Programming

Reversible Non-transitive Dice

Non-transitive dice are a set of three or more dice where die A beats die B, B beats C, and C beats A: “the relation 'is more likely to roll a higher number' is not transitive,” similar to the game Rock, Paper, Scissors.

An example of such “trick” dice are the following three six-sided dice with the numbers 1-18 written on each of the 18 sides. Get some blank cubes and write the following numbers on each side:

  • 1,2,9,14,15,16 on the first die (call this “1” for its lowest number)
  • 3,4,5,10,17,18 on the second (call this “3”)
  • 6,7,8,11,12,13 on the third (“6”)

The Game

According to Wikipedia,

Warren Buffett once attempted to win a game of dice with Bill Gates using nontransitive dice. “Buffett suggested that each of them choose one of the dice, then discard the other two. They would bet on who would roll the highest number most often. Buffett offered to let Gates pick his die first. This suggestion instantly aroused Gates’s curiosity. He asked to examine the dice, after which he demanded that Buffett choose first.”

The game was up at this point. You can't trick your friends if they are clever enough to see that you get the last move, the upper hand. They may not have the right intuition about probabilities but they may see that something is awry if they can never choose last.

Reversibility

I discovered a variation and three separate sets of actual dice (below) that allow the trickster to switch things up slightly. The dice have a special property: if both players roll their die twice and sum, the probabilities of winning reverse (if ties are thrown out and re-rolled).

New Dice Game

These reversible dice allow for a new dice game.

It is already astonishing and unintuitive that a set of 3 dice exist that are not transitive with respect to winning probabilities, but even more astonishing that rolling the “better” die twice against two rolls of the “worse” die (and summing) allows the “worse” die to win the majority of the time (if ties are re-rolled).

The Dice

These sets of dice:

  • (1,2,9,14,15,16) (3,4,5,10,17,18) (6,7,8,11,12,13)
  • (1,2,11,12,13,18) (3,4,5,14,15,16) (6,7,8,9,10,17)
  • (1,6,7,8,17,18) (2,9,10,11,12,13) (3,4,5,14,15,16)

are non-transitive in two directions (independently—in other words, you only need one set of three dice, preferably the first).

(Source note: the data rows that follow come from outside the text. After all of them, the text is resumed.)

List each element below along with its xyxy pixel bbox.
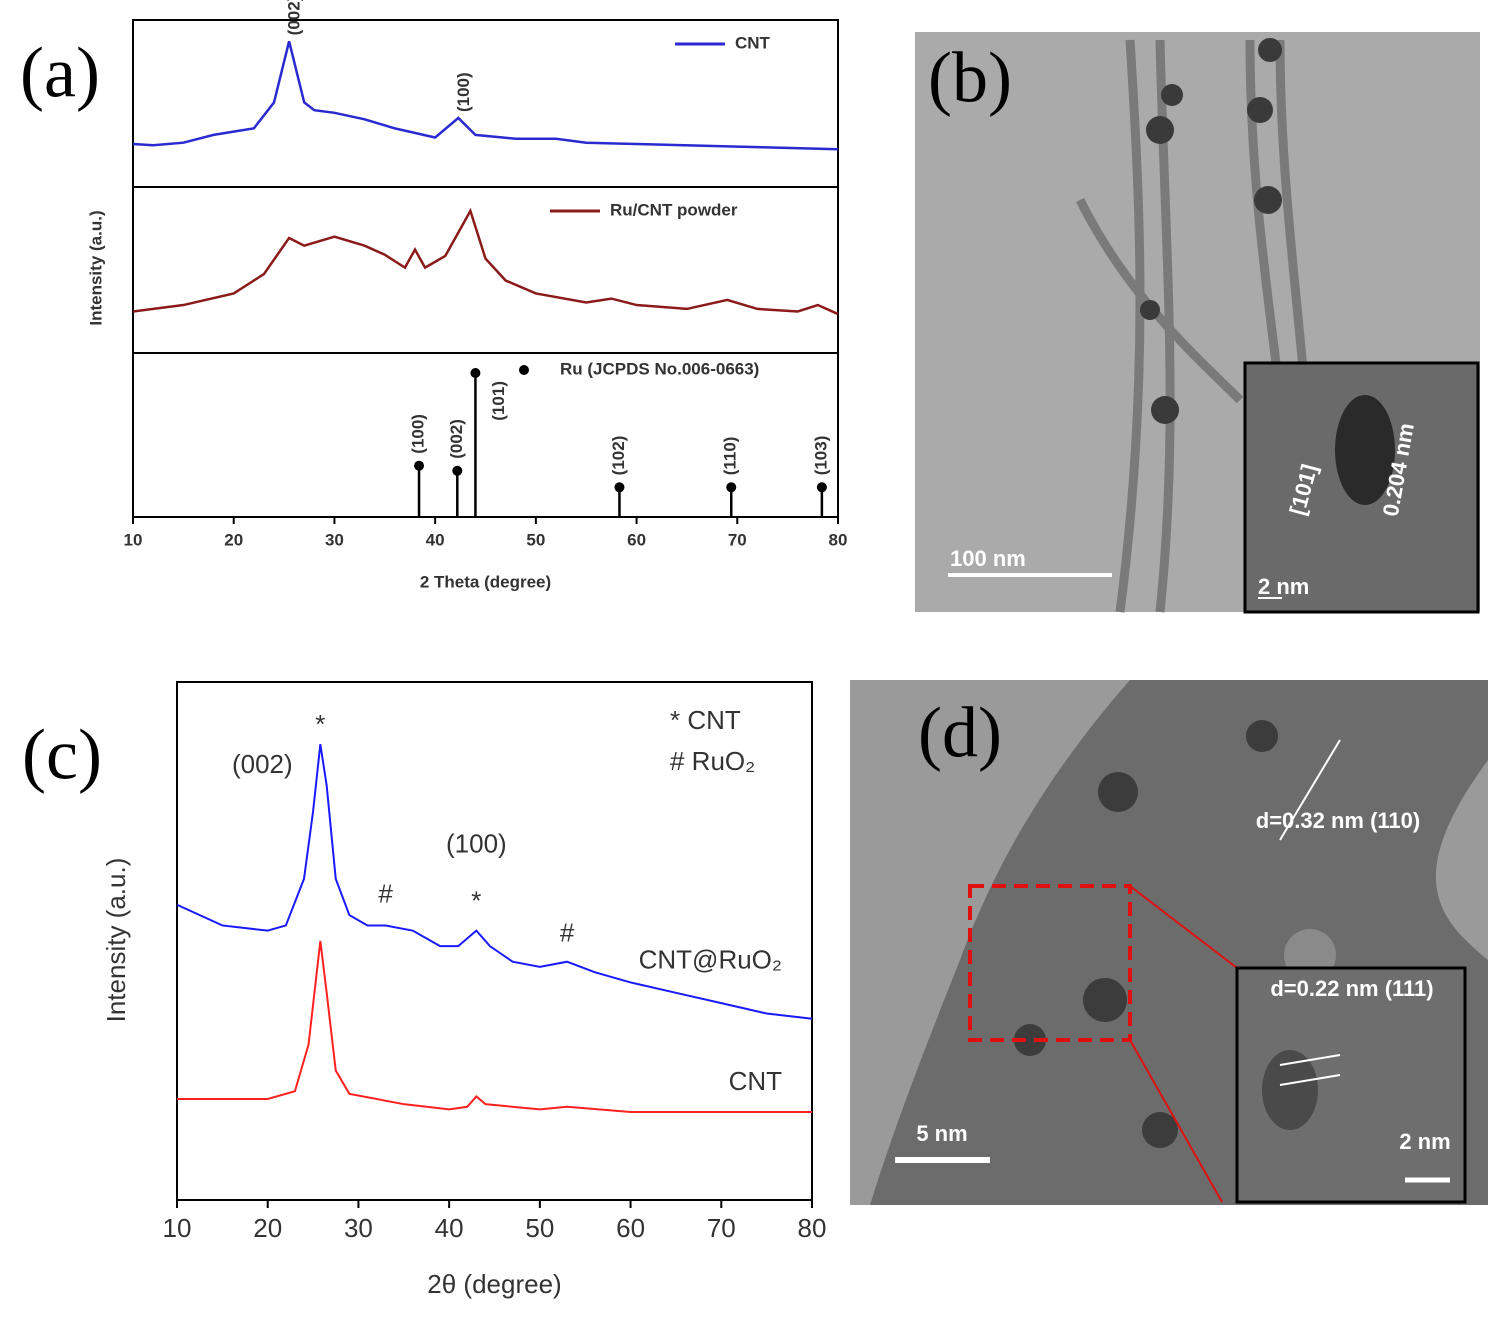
legend-marker xyxy=(519,365,529,375)
peak-label: # xyxy=(560,918,575,948)
panel-label: (b) xyxy=(928,38,1012,118)
subplot-frame xyxy=(132,352,839,518)
stem-marker xyxy=(726,482,737,493)
stem-marker xyxy=(816,482,827,493)
peak-label: * xyxy=(471,886,481,916)
legend-label: Ru (JCPDS No.006-0663) xyxy=(560,359,759,378)
stem-marker xyxy=(614,482,625,493)
zoom-box xyxy=(968,884,1132,1042)
x-tick-label: 30 xyxy=(344,1213,373,1243)
x-tick-label: 30 xyxy=(325,530,344,549)
zoom-line xyxy=(1129,1039,1223,1203)
x-tick-label: 70 xyxy=(707,1213,736,1243)
data-line xyxy=(176,744,813,1020)
peak-label: (002) xyxy=(232,749,293,779)
peak-label: * xyxy=(315,709,325,739)
x-axis-label: 2 Theta (degree) xyxy=(420,572,551,591)
peak-label: (002) xyxy=(285,0,304,35)
x-tick-label: 70 xyxy=(728,530,747,549)
x-tick-label: 20 xyxy=(224,530,243,549)
lattice-marker xyxy=(1279,1074,1341,1086)
x-tick-label: 10 xyxy=(163,1213,192,1243)
peak-label: # xyxy=(378,878,393,908)
nanoparticle xyxy=(1335,395,1395,505)
panel-label: (c) xyxy=(22,715,102,795)
lattice-annotation: d=0.32 nm (110) xyxy=(1256,808,1420,833)
x-tick-label: 40 xyxy=(435,1213,464,1243)
nanoparticle xyxy=(1262,1050,1318,1130)
series-label: CNT xyxy=(729,1066,783,1096)
inset-annotation: d=0.22 nm (111) xyxy=(1270,976,1433,1001)
scale-bar-label: 100 nm xyxy=(950,546,1026,571)
lattice-marker xyxy=(1279,1054,1341,1066)
peak-label: (100) xyxy=(409,414,428,454)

  • Die (3,4,5,10,17,18) beats (1,2,9,14,15,16) when rolled 1x: odds of winning: 21/36, losing: 15/36.
  • Die (1,2,9,14,15,16) beats (3,4,5,10,17,18) when rolled 2x: winning 675/1296, losing: 609/1296, tying 12/1296.
  • Die (1,2,9,14,15,16) beats (6,7,8,11,12,13) when rolled 1x: winning 21/36, losing 15/36.
  • Die (6,7,8,11,12,13) beats (1,2,9,14,15,16) when rolled 2x: winning 635/1296, losing 619/1296, tying 42/1296.
  • Die (6,7,8,11,12,13) beats (3,4,5,10,17,18) when rolled 1x: winning 21/36, losing 15/36.
  • Die (3,4,5,10,17,18) beats (6,7,8,11,12,13) when rolled 2x: winning 635/1296 losing 619/1296, tying 42/1296.

The rest of the odds for the second set of three dice:

  • [3,4,5,14,15,16] and [1,2,11,12,13,18]: 1x: 21, 15 / 36.
  • [1,2,11,12,13,18] and [3,4,5,14,15,16]: 2x: 641, 621 / 1296.
  • [1,2,11,12,13,18] and [6,7,8,9,10,17]: 1x: 21, 15 / 36.
  • [6,7,8,9,10,17] and [1,2,11,12,13,18]: 2x: 633, 611 / 1296.
  • [6,7,8,9,10,17] and [3,4,5,14,15,16]: 1x: 21, 15 / 36.
  • [3,4,5,14,15,16] and [6,7,8,9,10,17]: 2x: 699, 561 / 1296.

The last set of three dice:

  • [1,6,7,8,17,18] and [3,4,5,14,15,16]: 1x: 21, 15 / 36.
  • [3,4,5,14,15,16] and [1,6,7,8,17,18]: 2x: 641, 621 / 1296.
  • [2,9,10,11,12,13] and [1,6,7,8,17,18] 1x: 21, 15 / 36.
  • [1,6,7,8,17,18] and [2,9,10,11,12,13]: 2x: 633, 611 / 1296.
  • [3,4,5,14,15,16] and [2,9,10,11,12,13]: 1x: 21, 15 / 36.
  • [2,9,10,11,12,13] and [3,4,5,14,15,16]: 2x: 699, 561 / 1296.

where [dieA] and [dieB] are rolled 1x or 2x: dieA wins, dieB wins / totalGames.